L’avant projet portant code du travail rendu public par le ministère du travail et de la sécurité sociale (octobre 2015) avait suscité plusieurs réactions critiques de la part des syndicats. Cela va des restrictions opérées au détriment du collectif des travailleurs dans les organes de participation, la réintroduction de l’article 87 bis sous un autre artifice (article 130 qui stipule que le salaire national minimum garanti comprend le salaire de base, ainsi que les primes liées à la productivité, au rendement et aux résultats du travail), la limitation du droit de grève par des procédures bureaucratiques comme la remise des listes des grévistes et la fixation à l’avance de la durée de la grève, l’élargissement de la notion de service minimum, les réquisitions et les sanctions prévues, sans parler du CDD (contrat à durée déterminé) qui tend à devenir la norme car l’employeur décide seul sans se référer à l’inspection du travail.
Enjeux
Dans les faits ce code ne vient pas pour combler un simple vide juridique même si jusque-là, le SGT (Statut Général du Travailleur) promulgué en 1978, tombé en désuétude et que plusieurs lois sociales aient été promulguées dans les années 90 (90-91et 92) pour régir les relations de travail et l’exercice du droit syndical, sous le gouvernement Hamrouche.
Aux yeux de ces initiateurs, il faudra adapter la législation à ce qui se fait dans des pays similaires. En Afrique, la révision de ces codes s’est faite sous le parrainage du Bureau international du travail BIT, la Banque Mondiale et même la coopération française pour l’Afrique francophone. Il s’agit d’assouplir les contraintes pour les entreprises en particuliers étrangères et se mettre aussi au diapason de l’adhésion à l’organisation mondiale du commerce (OMC).
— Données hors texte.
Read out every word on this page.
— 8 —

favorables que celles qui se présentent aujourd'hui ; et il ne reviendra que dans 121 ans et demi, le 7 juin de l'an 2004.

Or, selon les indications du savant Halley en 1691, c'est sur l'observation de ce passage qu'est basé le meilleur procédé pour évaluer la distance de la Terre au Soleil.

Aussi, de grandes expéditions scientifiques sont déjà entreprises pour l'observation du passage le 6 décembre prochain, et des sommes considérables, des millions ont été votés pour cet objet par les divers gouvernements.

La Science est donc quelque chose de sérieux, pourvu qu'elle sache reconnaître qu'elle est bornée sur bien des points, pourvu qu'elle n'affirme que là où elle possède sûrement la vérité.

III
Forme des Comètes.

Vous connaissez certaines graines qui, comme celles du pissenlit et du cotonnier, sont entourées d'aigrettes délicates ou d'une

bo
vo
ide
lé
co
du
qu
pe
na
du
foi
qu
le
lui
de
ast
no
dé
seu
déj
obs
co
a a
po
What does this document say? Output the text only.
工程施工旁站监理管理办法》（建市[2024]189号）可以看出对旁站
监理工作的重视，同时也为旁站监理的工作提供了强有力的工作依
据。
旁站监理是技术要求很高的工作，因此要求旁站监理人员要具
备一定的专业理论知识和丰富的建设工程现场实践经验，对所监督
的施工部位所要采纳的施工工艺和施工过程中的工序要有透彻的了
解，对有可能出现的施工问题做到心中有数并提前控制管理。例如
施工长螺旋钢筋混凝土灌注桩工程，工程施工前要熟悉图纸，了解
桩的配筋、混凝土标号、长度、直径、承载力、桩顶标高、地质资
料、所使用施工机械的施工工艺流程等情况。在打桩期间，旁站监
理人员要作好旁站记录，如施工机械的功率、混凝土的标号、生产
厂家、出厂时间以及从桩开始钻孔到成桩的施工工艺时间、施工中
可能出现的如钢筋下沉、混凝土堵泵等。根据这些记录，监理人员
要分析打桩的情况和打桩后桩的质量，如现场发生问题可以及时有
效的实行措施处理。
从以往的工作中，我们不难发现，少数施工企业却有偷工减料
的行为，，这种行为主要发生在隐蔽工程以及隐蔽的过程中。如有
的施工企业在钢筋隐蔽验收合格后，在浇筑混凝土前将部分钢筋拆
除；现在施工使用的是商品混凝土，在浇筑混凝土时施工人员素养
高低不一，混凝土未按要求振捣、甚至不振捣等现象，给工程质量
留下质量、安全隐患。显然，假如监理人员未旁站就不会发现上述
Il n’échappe à personne que chez nous le monde du travail est sous représenté à cause d’une part de cette domestication de l’UGTA et, d’autre part, de la répression contre les syndicats autonomes et la société en générale. C’est-à-dire que ce projet tente de codifier un rapport de force obtenu par la répression (en sus de l’achat temporaire de la paix sociale) et qui est dans la phase actuelle largement défavorable au monde du travail.
Circonstance aggravante, les modifications introduites sont le prolongement des lois sociales édictées dans une situation « d’exception » par le gouvernement Hamrouche et plus tard par le CNT (Conseil national de transition) pour faire face à la montée du SIT (Syndicat islamique du travail sous l’égide de l’ex FIS) dans une période marquée à la fois par le terrorisme et l’ajustement structurel conduit par le FMI (Fonds monétaire international).
Compétitivité et lois sociales
Les syndicats ont raison de faire remarquer que la fluidification du marché du travail ne peut se faire par la remise en cause du droit syndical, de la protection sociale et du droit à un salaire décent. Il est démontré que l’impact sur l’efficience économique peut être positif grâce à des lois sociales équilibrées. Mais elles ne jouent qu’un rôle secondaire pour ne pas dire à la marge dans l’amélioration de la croissance économique ou la gestion des entreprises.
En effet, aujourd’hui la bataille pour attirer les investissements et l’implantation de grands groupes internationaux n’est pas dans l’abaissement du coût du travail (relocalisation) et d’une plus grande flexibilité mais dans un système d’éducation et de formation qui répondent aux besoins des industries de plus en plus en plus exigeantes. L’exemple de l’Inde dans le numérique est plus qu’édifiant.
Sur un autre plan, dans ce domaine de la compétitivité, notre pays à de meilleurs atouts à faire valoir. Le problème est de définir un cap et le maintenir, d’assouplir les procédures d’acquisition du foncier, de l’amélioration du climat des affaires (157ème sur 176 pays !) et de convaincre de la stabilité de la gouvernance ; toutes choses qui font largement défaut. Car pour le reste, le coût de l’énergie, la proximité du marché européen, l’ouverture sur l’Afrique et le moyen orient, le coût de la main d’œuvre lui-même sont des atouts réels à faire valoir.
Si le gouvernement ne revoit pas sa copie, à force de vouloir ligoter le monde du travail par l’intégration et la répression et, maintenant par des lois sociales rétrogrades on risque d’arriver à l’inopérance de ces lois devant les réalités sociales. C’est-à-dire des blocages et le recours à des actions autrement plus préjudiciables pour ne pas dire violentes pour renverser ce rapport de force artificiel.